REGINA — The official opening of the Saskatchewan Legislature seemed to be upstaged Wednesday with news of more concerns on the health care front.
A letter signed by 450 frontline health-care workers was released this week, demanding action to address the health-care issues seen at emergency rooms across the province. This comes on the heels of recent reports of overcrowding in the hallways outside the emergency department at Royal University Hospital in Saskatoon.
The letter, posted on social media by the Saskatchewan Union of Nurses, was written by Sara Peters, clinical co-ordinator at Jim Pattison Children’s Hospital Adult Emergency Department, and addressed to Health Minister Jeremy Cockrill. It states the following:
“It is the consensus of the ED team that the previously discussed concerns: Emergency Department (ED) overcrowding, nurse and allied health service retention, and the inappropriate use of the ED by consultants for non-urgent care, have had little resolve over the year since our last meeting.
“Of paramount concern is the growing impact of overcrowding on patient safety. When patients are treated in hallways due to lack of space — often without access to call bells, privacy or proper monitoring — the standard of care and access to resources is severely compromised. Hallway nursing has become a normalized crisis response, but it places both patients and providers at significant risk. Delays in assessment, medication administration, or escalation of care can lead to avoidable harm and poor outcomes. These conditions are not only unsustainable — they are unethical and in direct conflict with our mandate to provide timely, dignified and equitable care.”
When asked about the concerns raised at a news conference Wednesday, Premier Scott Moe first said: “Thank you to each of those health-care workers, and not only may have signed and we're raising attention around what is significant capacity pressures that we might have in certain facilities at certain times, but more broadly I think across Saskatchewan Health, the Saskatchewan health authorities’ purview, but also across Canada as well.”

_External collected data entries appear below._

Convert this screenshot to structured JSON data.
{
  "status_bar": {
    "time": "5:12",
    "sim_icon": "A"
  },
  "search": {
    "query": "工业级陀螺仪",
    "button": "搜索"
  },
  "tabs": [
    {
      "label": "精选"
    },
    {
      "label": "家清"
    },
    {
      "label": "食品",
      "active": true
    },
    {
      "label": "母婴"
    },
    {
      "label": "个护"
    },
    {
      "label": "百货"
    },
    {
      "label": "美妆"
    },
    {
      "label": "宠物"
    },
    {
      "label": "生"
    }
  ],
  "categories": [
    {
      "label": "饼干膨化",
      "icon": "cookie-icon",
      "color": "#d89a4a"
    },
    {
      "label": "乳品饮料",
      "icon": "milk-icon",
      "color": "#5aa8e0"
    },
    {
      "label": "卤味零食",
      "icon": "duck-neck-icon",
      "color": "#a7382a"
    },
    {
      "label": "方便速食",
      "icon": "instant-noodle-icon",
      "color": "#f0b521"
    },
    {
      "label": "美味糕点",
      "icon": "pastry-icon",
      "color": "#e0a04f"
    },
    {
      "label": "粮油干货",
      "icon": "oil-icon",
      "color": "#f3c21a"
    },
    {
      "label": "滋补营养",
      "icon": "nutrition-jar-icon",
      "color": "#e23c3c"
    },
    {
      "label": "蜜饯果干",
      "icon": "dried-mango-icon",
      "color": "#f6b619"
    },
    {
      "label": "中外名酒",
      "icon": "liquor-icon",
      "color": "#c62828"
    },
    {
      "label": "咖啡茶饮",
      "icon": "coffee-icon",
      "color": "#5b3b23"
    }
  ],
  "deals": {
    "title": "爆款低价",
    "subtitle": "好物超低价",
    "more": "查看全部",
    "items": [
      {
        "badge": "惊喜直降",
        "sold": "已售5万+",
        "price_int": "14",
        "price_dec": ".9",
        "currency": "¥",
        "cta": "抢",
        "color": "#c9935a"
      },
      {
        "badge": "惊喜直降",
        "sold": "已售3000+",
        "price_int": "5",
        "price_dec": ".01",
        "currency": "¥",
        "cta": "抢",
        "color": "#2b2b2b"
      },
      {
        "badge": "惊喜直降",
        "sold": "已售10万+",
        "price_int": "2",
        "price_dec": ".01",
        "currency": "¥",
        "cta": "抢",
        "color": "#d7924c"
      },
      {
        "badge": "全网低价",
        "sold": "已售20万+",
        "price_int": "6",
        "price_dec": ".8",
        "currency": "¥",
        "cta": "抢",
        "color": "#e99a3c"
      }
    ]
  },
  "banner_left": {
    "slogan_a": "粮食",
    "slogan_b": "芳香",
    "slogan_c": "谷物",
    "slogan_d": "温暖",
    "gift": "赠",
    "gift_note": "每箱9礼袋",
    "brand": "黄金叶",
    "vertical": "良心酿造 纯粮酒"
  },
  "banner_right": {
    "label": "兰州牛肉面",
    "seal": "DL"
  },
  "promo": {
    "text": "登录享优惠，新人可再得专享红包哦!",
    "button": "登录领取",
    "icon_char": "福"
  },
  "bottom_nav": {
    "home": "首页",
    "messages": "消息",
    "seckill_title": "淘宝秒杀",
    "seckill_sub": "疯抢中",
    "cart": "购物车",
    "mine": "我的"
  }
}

He added that the concerns “very much parallel largely with what we've heard from Saskatchewan people over the course of the past year. And that's why you're seeing investments that are being made, not only in the health human resource plan, in recruiting, retaining and training more people in the province, but you're seeing investments being made in new and innovative ways to deliver health care, new and innovative ways to move people from the emergency room maybe to an urgent care centre, and we've seen that occur here in Regina. And I would say in Saskatoon we're going to see one, not one, but two urgent care centres open as soon as we are able. One is under construction as we speak.”
Moe also pointed to virtual care options being introduced and spoke of the 109 additional acute care beds coming in Saskatoon. He also pledged to keep hiring more health-care workers.
“We're going to keep working on recruiting more health-care practitioners across the board, expanding the scope of all of our health-care practitioners to ensure that they're working at the maximum scope allowable in Canada so that all of our health-care practitioners, professionals that we have, are able to see the patients within the scope that they can practise in this nation.”
At the legislature, Opposition Leader Carla Beck stood alongside Health Critic Meara Conway and Rural and Remote Health Critic Jared Clarke. She criticized the government over the latest concerns out of Saskatoon.
Beck said the approximately 450 health-care workers had “put the Sask Party on blast in a way that I don't think anyone in this province has seen before.”
The NDP leader pointed to “story after story” from patients who have “been stacked in the hallways, forced to go through some of the worst, most difficult days of their life without even the dignity of a curtain around them.”
“We need, and this has never been more clear, we need bold, big, bold changes to our health-care system to get us out of last place. Changes that the Sask Party have proven themselves incapable of bringing in.”
Beck added that on health care, the Throne Speech “definitely does not deliver, definitely does not scream big, bold change.”
“And I quote from page 12 of this Throne Speech, the day after 450 health-care workers put their name to a letter screaming for help. I quote, ‘Saskatchewan's health-care system is ensuring everyone gets the care that they need.’ After 18 years, after all that we see in this province right now, that is what we see in this Throne Speech. I think it tells you everything you need to know about a government that is beyond its best-before date.”